Governor’s bonding bill includes $32M for 10th Avenue Bridge

The 10th Avenue bridge. Credit: File photo

Gov. Mark Dayton’s $1.4 billion bonding proposal fully funds the top two bonding priorities for Minneapolis leaders — repairs for the 10th Avenue Bridge and an expansion of the city’s Emergency Operations and Training Facility.

The governor’s bonding bill includes $31.875 million to repair the 10th Avenue Bridge. Mayor Betsy Hodges’ 2016 budget also includes $10 million for the bridge, which spans the Mississippi River south of the I-35W bridge.

The four-lane, open-spandrel arch bridge is in need of repairs to fix deteriorated concrete areas on its columns, arches and floor beams. It was built in 1929 and is listed on the National Register of Historic Places.

Mayor Betsy Hodges issued a statement thanking the governor for fully funding the city’s request for the bridge. “The 10th Avenue bridge is a multi-modal artery that carries hundreds of thousands of people across the Mississippi every year and has not seen significant repairs since the 1970s,” she said.

The proposed $40 million renovation project is expected to extend the bridge’s lifespan by 40 years, according to the mayor’s office.

The governor’s bonding bill also includes $2.5 million for the an expansion project at the city’s Emergency Operations and Training Facility — a training venue for first responders. The money would be used to provide training in agency interoperability, tactical law enforcement, technical and structural collapse rescue, and large-scale transportation response, according to the mayor’s office.

“Governor Dayton also clearly understands the value of having well-trained first responders to deal with urban emergencies like building collages, chemical fires and trench rescues,” Hodges said. “Expanding the regional Emergency Operations and Training Facility ensures that first responders from throughout Minnesota are equipped to handle disasters in Minneapolis and around the state.”

The governor’s office estimates that the bonding package would create 39,000 jobs throughout the state. The proposal funds infrastructure projects throughout the state — 35 percent in Greater Minnesota, 35 percent in the Twin Cities metro area and 30 percent with a statewide impact.

“This bill will help deliver clean, affordable water to Minnesota communities, and prioritizes projects that have been delayed for many years,” Dayton said. “These projects are essential to improving our state’s infrastructure. I ask the Legislature to join me in working to pass a capital investment bill this session that will support our local economies and create jobs.”

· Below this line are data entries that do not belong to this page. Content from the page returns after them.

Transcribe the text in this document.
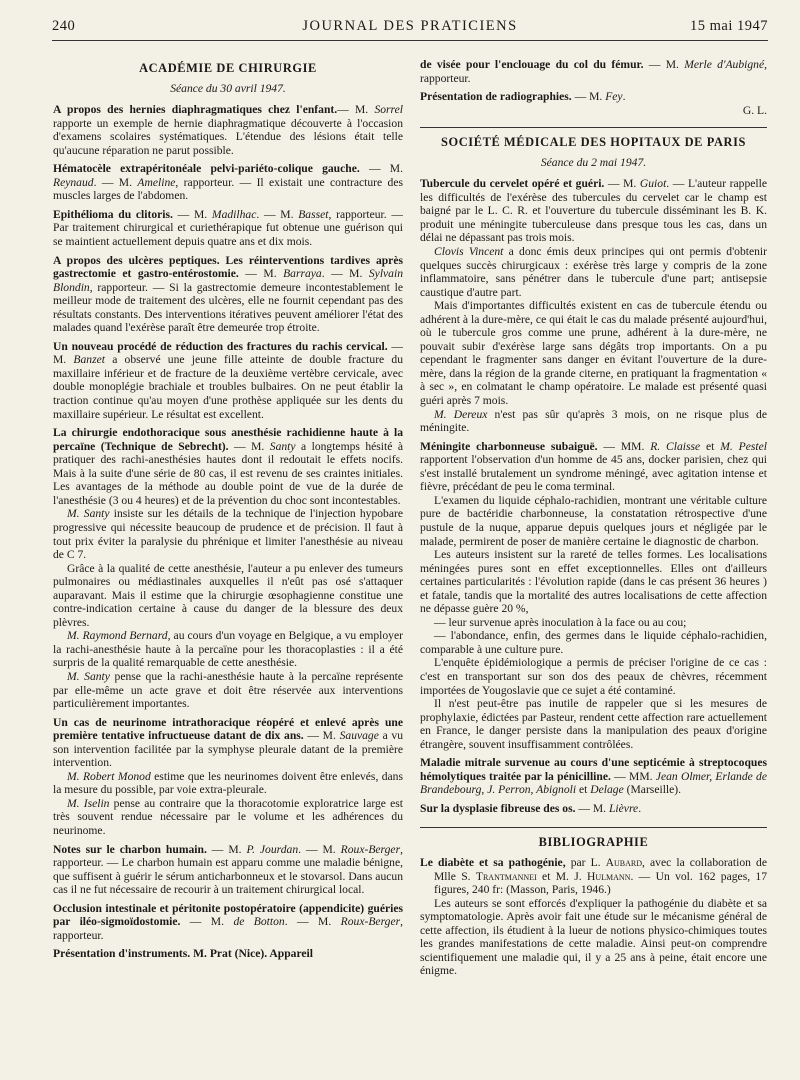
240	JOURNAL DES PRATICIENS	15 mai 1947
ACADÉMIE DE CHIRURGIE
Séance du 30 avril 1947.

A propos des hernies diaphragmatiques chez l'enfant.— M. Sorrel rapporte un exemple de hernie diaphragmatique découverte à l'occasion d'examens scolaires systématiques. L'étendue des lésions était telle qu'aucune réparation ne parut possible.

Hématocèle extrapéritonéale pelvi-pariéto-colique gauche. — M. Reynaud. — M. Ameline, rapporteur. — Il existait une contracture des muscles larges de l'abdomen.

Epithélioma du clitoris. — M. Madilhac. — M. Basset, rapporteur. — Par traitement chirurgical et curiethérapique fut obtenue une guérison qui se maintient actuellement depuis quatre ans et dix mois.

A propos des ulcères peptiques. Les réinterventions tardives après gastrectomie et gastro-entérostomie. — M. Barraya. — M. Sylvain Blondin, rapporteur. — Si la gastrectomie demeure incontestablement le meilleur mode de traitement des ulcères, elle ne fournit cependant pas des résultats constants. Des interventions itératives peuvent améliorer l'état des malades quand l'exérèse paraît être demeurée trop étroite.

Un nouveau procédé de réduction des fractures du rachis cervical. — M. Banzet a observé une jeune fille atteinte de double fracture du maxillaire inférieur et de fracture de la deuxième vertèbre cervicale, avec double monoplégie brachiale et troubles bulbaires. On ne peut établir la traction continue qu'au moyen d'une prothèse appliquée sur les dents du maxillaire supérieur. Le résultat est excellent.

La chirurgie endothoracique sous anesthésie rachidienne haute à la percaïne (Technique de Sebrecht). — M. Santy a longtemps hésité à pratiquer des rachi-anesthésies hautes dont il redoutait le effets nocifs. Mais à la suite d'une série de 80 cas, il est revenu de ses craintes initiales. Les avantages de la méthode au double point de vue de la durée de l'anesthésie (3 ou 4 heures) et de la prévention du choc sont incontestables.

M. Santy insiste sur les détails de la technique de l'injection hypobare progressive qui nécessite beaucoup de prudence et de précision. Il faut à tout prix éviter la paralysie du phrénique et limiter l'anesthésie au niveau de C 7.

Grâce à la qualité de cette anesthésie, l'auteur a pu enlever des tumeurs pulmonaires ou médiastinales auxquelles il n'eût pas osé s'attaquer auparavant. Mais il estime que la chirurgie œsophagienne constitue une contre-indication certaine à cause du danger de la blessure des deux plèvres.

M. Raymond Bernard, au cours d'un voyage en Belgique, a vu employer la rachi-anesthésie haute à la percaïne pour les thoracoplasties : il a été surpris de la qualité remarquable de cette anesthésie.

M. Santy pense que la rachi-anesthésie haute à la percaïne représente par elle-même un acte grave et doit être réservée aux interventions particulièrement importantes.

Un cas de neurinome intrathoracique réopéré et enlevé après une première tentative infructueuse datant de dix ans. — M. Sauvage a vu son intervention facilitée par la symphyse pleurale datant de la première intervention.

M. Robert Monod estime que les neurinomes doivent être enlevés, dans la mesure du possible, par voie extra-pleurale.

M. Iselin pense au contraire que la thoracotomie exploratrice large est très souvent rendue nécessaire par le volume et les adhérences du neurinome.

Notes sur le charbon humain. — M. P. Jourdan. — M. Roux-Berger, rapporteur. — Le charbon humain est apparu comme une maladie bénigne, que suffisent à guérir le sérum anticharbonneux et le stovarsol. Dans aucun cas il ne fut nécessaire de recourir à un traitement chirurgical local.

Occlusion intestinale et péritonite postopératoire (appendicite) guéries par iléo-sigmoïdostomie. — M. de Botton. — M. Roux-Berger, rapporteur.

Présentation d'instruments. M. Prat (Nice). Appareil

de visée pour l'enclouage du col du fémur. — M. Merle d'Aubigné, rapporteur.

Présentation de radiographies. — M. Fey.

G. L.
SOCIÉTÉ MÉDICALE DES HOPITAUX DE PARIS
Séance du 2 mai 1947.

Tubercule du cervelet opéré et guéri. — M. Guiot. — L'auteur rappelle les difficultés de l'exérèse des tubercules du cervelet car le champ est baigné par le L. C. R. et l'ouverture du tubercule disséminant les B. K. produit une méningite tuberculeuse dans presque tous les cas, dans un délai ne dépassant pas trois mois.

Clovis Vincent a donc émis deux principes qui ont permis d'obtenir quelques succès chirurgicaux : exérèse très large y compris de la zone inflammatoire, sans pénétrer dans le tubercule d'une part; antisepsie caustique d'autre part.

Mais d'importantes difficultés existent en cas de tubercule étendu ou adhérent à la dure-mère, ce qui était le cas du malade présenté aujourd'hui, où le tubercule gros comme une prune, adhérent à la dure-mère, ne pouvait subir d'exérèse large sans dégâts trop importants. On a pu cependant le fragmenter sans danger en évitant l'ouverture de la dure-mère, dans la région de la grande citerne, en pratiquant la fragmentation « à sec », en colmatant le champ opératoire. Le malade est présenté quasi guéri après 7 mois.

M. Dereux n'est pas sûr qu'après 3 mois, on ne risque plus de méningite.

Méningite charbonneuse subaiguë. — MM. R. Claisse et M. Pestel rapportent l'observation d'un homme de 45 ans, docker parisien, chez qui s'est installé brutalement un syndrome méningé, avec agitation intense et fièvre, précédant de peu le coma terminal.

L'examen du liquide céphalo-rachidien, montrant une véritable culture pure de bactéridie charbonneuse, la constatation rétrospective d'une pustule de la nuque, apparue depuis quelques jours et négligée par le malade, permirent de poser de manière certaine le diagnostic de charbon.

Les auteurs insistent sur la rareté de telles formes. Les localisations méningées pures sont en effet exceptionnelles. Elles ont d'ailleurs certaines particularités : l'évolution rapide (dans le cas présent 36 heures ) et fatale, tandis que la mortalité des autres localisations de cette affection ne dépasse guère 20 %,

— leur survenue après inoculation à la face ou au cou;

— l'abondance, enfin, des germes dans le liquide céphalo-rachidien, comparable à une culture pure.

L'enquête épidémiologique a permis de préciser l'origine de ce cas : c'est en transportant sur son dos des peaux de chèvres, récemment importées de Yougoslavie que ce sujet a été contaminé.

Il n'est peut-être pas inutile de rappeler que si les mesures de prophylaxie, édictées par Pasteur, rendent cette affection rare actuellement en France, le danger persiste dans la manipulation des peaux d'origine étrangère, souvent insuffisamment contrôlées.

Maladie mitrale survenue au cours d'une septicémie à streptocoques hémolytiques traitée par la pénicilline. — MM. Jean Olmer, Erlande de Brandebourg, J. Perron, Abignoli et Delage (Marseille).

Sur la dysplasie fibreuse des os. — M. Lièvre.

BIBLIOGRAPHIE

Le diabète et sa pathogénie, par L. Aubard, avec la collaboration de Mlle S. Trantmannei et M. J. Hulmann. — Un vol. 162 pages, 17 figures, 240 fr: (Masson, Paris, 1946.)

Les auteurs se sont efforcés d'expliquer la pathogénie du diabète et sa symptomatologie. Après avoir fait une étude sur le mécanisme général de cette affection, ils étudient à la lueur de notions physico-chimiques toutes les grandes manifestations de cette maladie. Ainsi peut-on comprendre scientifiquement une maladie qui, il y a 25 ans à peine, était encore une énigme.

The bonding proposal does not include funding for major transportation projects, such as Southwest LRT. Dayton has said there should be a separate transportation funding bill.

The lack of funding for transportation in the bonding bill prompted criticism from House Majority Leader Joyce Peppin, a Republican from Rogers.

“We are extremely disappointed that Governor Dayton failed to set aside even $1 for road and bridge infrastructure in Greater Minnesota or the suburbs,” Peppin said. “Fixing our state’s roads and bridges is a priority for Minnesotans in all parts of the state, and should be one of the first priorities in any bonding bill. Additionally, we have concerns about the hefty $1.4 billion price tag that includes wasteful projects like snowmaking machines in Saint Paul and ski lifts.”

The 2016 legislative session is scheduled to start March 8.